Ceci est confirmé dans les chapitres suivants du livre de la Genèse. Ceux qui sont bien disposés envers Abraham et ses descendants s’en sortent bien (Melchisédek, Abimélek), tandis que ceux qui s’opposent à lui ou à ses descendants sont punis.
La promesse selon laquelle Abraham et ses descendants seront une bénédiction pour les nations est répétée plusieurs fois dans le livre de la Genèse (Gn 18.18; 22.18, 26.4; 28.14). De toute évidence, c’est un aspect important du plan de rédemption de Dieu pour le monde. En même temps, l’accent n’est pas mis sur l’idée que le peuple d’Israël doive « répandre activement les bénédictions » aux autres nations. L’accent est plutôt mis sur le fait que le peuple de Dieu est appelé à vivre dans l’obéissance à l’alliance et que cela apportera la bénédiction non seulement au peuple de Dieu, mais aussi au monde entier. En fin de compte, ce sera par le grand descendant d’Abraham, le Seigneur Jésus-Christ, que les nations seront bénies.
Voici une question connexe : Si Abram était appelé à « être une bénédiction » pour les nations qui l’entouraient, comme le suggère Wright, quelle forme cet appel était censé prendre concrètement? S’attendait-on d’Abram qu’il évangélise ses voisins? Ou devait-on s’attendre à ce qu’il aide les pauvres et lutte contre l’injustice? Un passage clé pour Wright à cet égard est Genèse 18, le plaidoyer d’Abraham pour Sodome, et en particulier les paroles du Seigneur au verset 19 : « Car je l’ai choisi afin qu’il ordonne à ses fils et à sa famille après lui de garder la voie de l’Éternel en pratiquant la justice et le droit; ainsi, l’Éternel accomplira pour Abraham ce qu’il avait dit à son sujet. » Se concentrant particulièrement sur l’expression « pratiquer la justice et le droit », Wright affirme que le Seigneur s’attendait d’Abraham « qu’il fasse droit et justice aux opprimés contre l’oppresseur » (367). Dans le cas de Sodome et de Gomorrhe, cela signifiait que le Seigneur voulait qu’Abraham se préoccupe « de la souffrance des opprimés de la région aux mains de ces villes » (367). La faiblesse de l’argument de Wright est que le texte n’appuie pas ce qu’il essaie de prouver. Le texte dit qu’Abraham devait enseigner à ses enfants et à sa famille à faire ce qui est juste et droit. Aucune référence n’est faite à l’enseignement à donner aux nations.

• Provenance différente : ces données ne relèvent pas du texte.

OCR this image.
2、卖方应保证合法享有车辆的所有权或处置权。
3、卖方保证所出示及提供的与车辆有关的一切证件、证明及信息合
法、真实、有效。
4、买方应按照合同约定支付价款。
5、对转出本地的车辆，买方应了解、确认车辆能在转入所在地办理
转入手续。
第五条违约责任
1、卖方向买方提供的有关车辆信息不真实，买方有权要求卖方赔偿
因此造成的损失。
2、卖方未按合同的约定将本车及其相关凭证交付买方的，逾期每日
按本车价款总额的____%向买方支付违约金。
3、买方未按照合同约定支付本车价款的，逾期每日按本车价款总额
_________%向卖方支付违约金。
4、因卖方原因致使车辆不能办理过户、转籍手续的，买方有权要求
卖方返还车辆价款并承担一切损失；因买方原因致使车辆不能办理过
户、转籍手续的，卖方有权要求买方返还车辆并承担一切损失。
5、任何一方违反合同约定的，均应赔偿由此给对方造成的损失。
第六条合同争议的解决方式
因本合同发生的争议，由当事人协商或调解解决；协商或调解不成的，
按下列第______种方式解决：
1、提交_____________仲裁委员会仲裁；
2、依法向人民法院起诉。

De plus, la suggestion de Wright selon laquelle Abraham se souciait de la souffrance des opprimés dans les villes de Sodome et de Gomorrhe n’est pas étayée par des preuves dans Genèse 18 et 19. Le mal qui est mis en évidence dans ces chapitres n’est pas l’injustice sociale, mais plutôt le déclin moral et la perversion, comme en témoigne le fait que les hommes de la ville sont dépendants de la sodomie. Dans le Nouveau Testament, nous lisons que le neveu d’Abram, Lot, apparemment le seul homme juste de la ville, était affligé par « la conduite déréglée de ces criminels » à Sodome (2 Pi 2.7).
En conclusion, l’explication de Wright de Genèse 12.1-3 illustre le problème selon lequel il tente de trouver une vision holistique de la mission dans l’Ancien Testament.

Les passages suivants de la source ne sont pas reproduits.